Как культурное начинание этот альманах отражал новую тенденцию в политике «славянской взаимности». Ее основы как раз и были заложены Всеславянским съездом 1908 года в Праге. На нем были сформулированы новые принципы и цели международного славянского движения, которые получили название «неославизма». Следующий съезд в Софии в 1910 году закрепил за неославистами лидирующую роль в славянском движении[376]. На обоих съездах обсуждалась стратегия борьбы славянских меньшинств за культурную автономию, а в перспективе – за политическую независимость. Идеи панславизма были отброшены, а их место заняли прагматические вопросы политической солидарности, равноправного сотрудничества и взаимопомощи славянских народов, а также широкого культурного обмена. Именно с этим направлением связывал себя Янко Лаврин, ставший в 1913 году соредактором Городецкого по альманаху «Велес». Словенец, в 1907 году, в возрасте двадцати лет перебравшийся в Петербург, он в декабре 1908 года, на волне обновления славянского движения, начал издавать там на русском языке журнал «Славянский мир» (1908–1911), имевший подзаголовок «ежемесячный журнал литературы, искусства, критики и идейного общения». В первом номере этого журнала (декабрь 1908) Лаврин поместил свою статью «Русский язык и славяне», в которой постарался выразить идейную доминанту текущего момента в славянском движении: «Утопические мечты о соединении всех славян в один политический организм уже давно минули, но зато тем сильнее обозначается стремление к объединению культурному: всеславянское море, в котором должны слиться все славянские ручьи, имеет пока смысл лишь при таком значении»[377]. Единственным пунктом в позиции Лаврина, непосредственно связанным с наследием панславизма, был как раз пункт о «междуславянском дипломатическом языке»: Лаврин доказывал, что русский вполне подходит на эту роль и был бы в этой роли куда органичнее, чем немецкий, которым до сих пор пользовались в общении между собой представители разных славянских народов[378]. Любопытно, что два с небольшим года спустя он изменил свою точку зрения на противоположную. В статье «Славянская идея и мы», помещенной в первом номере журнала за 1911 год, Лаврин констатировал, что «ни один из славянских языков не играет и не может играть роли общего славянского языка без существенного ущерба для целых значительных групп славянства» и что использование славянской интеллигенцией немецкого для взаимного общения является закономерным[379].

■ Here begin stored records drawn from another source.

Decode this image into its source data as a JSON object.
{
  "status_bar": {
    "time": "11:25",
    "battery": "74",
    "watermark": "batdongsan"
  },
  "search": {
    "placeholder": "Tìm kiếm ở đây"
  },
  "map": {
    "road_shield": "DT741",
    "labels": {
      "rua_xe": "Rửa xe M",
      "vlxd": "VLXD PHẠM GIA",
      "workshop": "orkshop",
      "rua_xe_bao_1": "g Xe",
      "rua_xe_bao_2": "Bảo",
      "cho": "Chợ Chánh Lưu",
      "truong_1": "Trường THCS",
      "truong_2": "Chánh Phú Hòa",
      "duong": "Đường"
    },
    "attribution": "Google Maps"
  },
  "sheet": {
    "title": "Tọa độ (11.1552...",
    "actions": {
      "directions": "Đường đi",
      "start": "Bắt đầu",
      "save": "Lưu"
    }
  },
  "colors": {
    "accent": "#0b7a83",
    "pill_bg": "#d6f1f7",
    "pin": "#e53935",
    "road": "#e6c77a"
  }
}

Появление идеи «всеславянского» или «общеславянского» языка в лексиконе «нового искусства» происходило, таким образом, на фоне заката панславизма. Теряя свое значение в поле политическом, он неожиданно оказался востребованным в поле эстетики. Дестабилизация языковой нормы как один из аспектов модернистской программы нашла в идее «возрождения» всеславянского языка парадоксального союзника: словотворческие эксперименты могли быть интерпретированы не просто как эстетические новации, но как двигатель культурной трансформации, возвращающей язык в состояние утраченной цельности, трансвременной по своей сути. Эта задача делала функционально неразличимыми архаизмы и неологизмы, ибо и те и другие в равной мере соучаствовали в создании всеславянской языковой утопии. Творческие установки Ремизова и Городецкого – введение народного языка в литературу, с одной стороны, и квазифольклорная стилизация, с другой, – оказывались в равной мере значимыми, и Хлебников в 1908–1909 годах, очевидно, видел себя адептом обеих[380].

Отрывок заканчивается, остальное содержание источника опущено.